WALTER GUNN-- A reluctant whistle-blower whose assignment as principal investigator into Chronic Fatigue Syndrome at the CDC thrust him into conflict with his colleagues when he suspected his superiors of misappropriating money provided by Congress to study the disease. The twenty-year agency veteran, who continues to support the CDC as an institution, took early retirement in 1991 in order to pursue his investigations into CFS independent of government scientists he considered too biased to conduct fair research.

STEPHEN STRAUS-- A researcher at the National Institute of Allergy and Infectious Diseases (a division of the National Institutes of Health) who, in 1985, was one of the first scientists to describe CFS in a major medical journal. By 1989, Straus had undergone a sea change in his view of the disease, eventually becoming the chief architect of the "psychoneurotic" theory of CFS, a view he has barely modified over the course of the last seven years.
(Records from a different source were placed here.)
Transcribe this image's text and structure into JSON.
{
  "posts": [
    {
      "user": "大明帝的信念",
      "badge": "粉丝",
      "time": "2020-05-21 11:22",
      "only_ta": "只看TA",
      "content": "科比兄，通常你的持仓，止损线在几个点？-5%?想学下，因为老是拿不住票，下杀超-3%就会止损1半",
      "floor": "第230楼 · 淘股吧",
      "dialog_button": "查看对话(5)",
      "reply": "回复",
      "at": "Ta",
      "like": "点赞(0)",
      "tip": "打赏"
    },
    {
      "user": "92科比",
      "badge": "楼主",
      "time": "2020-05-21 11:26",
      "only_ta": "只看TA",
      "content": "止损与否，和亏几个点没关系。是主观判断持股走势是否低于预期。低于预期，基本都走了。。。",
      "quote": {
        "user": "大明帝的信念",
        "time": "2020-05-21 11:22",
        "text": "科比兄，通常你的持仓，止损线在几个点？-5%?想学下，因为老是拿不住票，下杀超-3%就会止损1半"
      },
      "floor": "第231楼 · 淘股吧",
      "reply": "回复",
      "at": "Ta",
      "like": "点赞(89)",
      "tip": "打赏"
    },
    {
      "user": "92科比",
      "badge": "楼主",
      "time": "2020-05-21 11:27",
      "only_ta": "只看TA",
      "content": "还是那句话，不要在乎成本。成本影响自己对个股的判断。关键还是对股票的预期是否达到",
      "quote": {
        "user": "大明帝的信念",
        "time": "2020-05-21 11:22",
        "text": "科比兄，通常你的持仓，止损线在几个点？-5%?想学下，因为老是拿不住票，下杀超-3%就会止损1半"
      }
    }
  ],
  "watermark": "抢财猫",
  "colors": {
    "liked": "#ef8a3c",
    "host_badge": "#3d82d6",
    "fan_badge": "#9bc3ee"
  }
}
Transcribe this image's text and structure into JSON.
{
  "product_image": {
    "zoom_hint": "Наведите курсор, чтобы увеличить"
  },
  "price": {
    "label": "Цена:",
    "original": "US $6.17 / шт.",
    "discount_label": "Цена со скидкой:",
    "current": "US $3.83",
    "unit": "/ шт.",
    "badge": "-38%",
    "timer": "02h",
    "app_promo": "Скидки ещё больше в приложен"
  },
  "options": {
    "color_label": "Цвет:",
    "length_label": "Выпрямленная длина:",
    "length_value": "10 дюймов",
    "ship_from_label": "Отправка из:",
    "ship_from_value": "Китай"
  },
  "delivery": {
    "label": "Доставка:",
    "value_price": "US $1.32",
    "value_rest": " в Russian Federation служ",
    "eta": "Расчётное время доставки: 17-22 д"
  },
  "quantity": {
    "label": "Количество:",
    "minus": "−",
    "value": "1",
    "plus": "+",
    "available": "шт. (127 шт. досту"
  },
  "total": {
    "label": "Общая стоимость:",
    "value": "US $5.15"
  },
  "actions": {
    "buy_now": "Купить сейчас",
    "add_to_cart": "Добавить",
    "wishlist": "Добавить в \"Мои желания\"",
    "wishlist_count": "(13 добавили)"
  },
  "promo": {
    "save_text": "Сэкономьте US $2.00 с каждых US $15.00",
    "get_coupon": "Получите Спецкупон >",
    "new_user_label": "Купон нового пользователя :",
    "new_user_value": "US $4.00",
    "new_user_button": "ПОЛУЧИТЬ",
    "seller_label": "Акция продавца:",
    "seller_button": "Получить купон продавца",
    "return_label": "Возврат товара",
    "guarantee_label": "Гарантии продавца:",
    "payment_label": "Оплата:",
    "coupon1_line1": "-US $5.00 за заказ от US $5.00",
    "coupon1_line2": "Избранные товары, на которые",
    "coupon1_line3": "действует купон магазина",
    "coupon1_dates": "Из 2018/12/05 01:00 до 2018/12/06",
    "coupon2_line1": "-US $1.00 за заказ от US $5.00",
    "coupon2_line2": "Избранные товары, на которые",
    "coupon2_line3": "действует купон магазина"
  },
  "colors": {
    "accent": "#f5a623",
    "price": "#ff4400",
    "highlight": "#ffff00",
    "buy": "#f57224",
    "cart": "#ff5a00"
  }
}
Though he has been reviled by patient activists, Straus continues to be the most influential scientist working in the field by virtue of his NIH appointment.

WILLIAM CARTER-- A scientist and co-inventor of Ampligen, an immune-modulating drug. HEM Pharmaceutical's multi-million dollar Ampligen clinical trial on ninety-two CFS sufferers demonstrated that the most severe effects of the disease could be reversed in a majority of sufferers. Carter's appeal to the Food and Drug Administration in 1991 for the opportunity to conduct expanded clinical trials was brushed off.

MARC IVERSON-- At 27, the youngest vice president of Barclays America; at 28, an invalid with a disease no one around him believed was real. After his illness was diagnosed as "psychiatric" by the Mayo Clinic and Duke University, Iverson founded, in 1987, what would become the largest national CFS patient organization.

MAYHUGH HORNE-- One of Pan Am's most experienced international pilots who came down with the disease while training to fly the Airbus in Toulouse, France, in 1984. Despite his severely disturbed cognitive abilities--he was unable to complete a pre-flight cockpit check, and crash landed on flight simulator tests--Pan Am refused to acknowledge Horne's illness and encouraged him to resume piloting the 747s he flew from Miami to South American cities. Eventually, Horne grounded himself; he is living on disability payments from the Social Security Administration.

NANCY KAISER-- A housewife and former golf-enthusiast who, after ten years of severe illness, became "Patient 00"--the first CFS sufferer to receive Ampligen. The drug raised Kaiser's I.Q. from its depressed level of 85 to 135 and restored her ability to function normally--even to play golf. When the FDA denied the manufacturer's application for expanded clinical trials, however, HEM took its operations to Europe, and American patients like Kaiser were cut off from their lifeline. Kaiser is once more bedridden.

EDWARD TAYLOR-- An independently wealthy Tulsa businessman and engineer who, when his wife Nancy was diagnosed with CFS in 1984, emerged as the most generous philanthropist in the CFS field, supplying researchers with the seed money necessary to amass preliminary data.

BLAKE EDWARDS-- The Pink Panther creator and spouse of Julie Andrews who fell ill with CFS while filming the Ted Danson vehicle "A Fine Mess" in 1983. Seven years later, after failing to recover, Edwards tried without success to rally the Hollywood community to provide financial support to independent researchers in the field.

JON KAPLAN-- Kaplan and Gary Holmes were the CDC representatives sent to Incline Village to investigate the epidemic, yet Kaplan was never able to cross the boundary of frank disbelief. He played a pivotal role in persuading his superiors at the federal agency that the outbreak was bogus--a "collusion between patients and doctors"--and unworthy of further pursuit, an achievement that set the tone for the federal response to the disease and its victims for the next decade.

SEYMOUR GRUFFERMAN-- A respected cancer epidemiologist whose career was tarnished when he began studying the relationship between CFS and cancer and the degree of contagion in the disease. In spite of his efforts, he has never been afforded public funds to pursue his preliminary findings of an increased cancer risk and infectiousness in the disease. He has called the government's posture on CFS "institutional sabotage in the broadest sense of the world."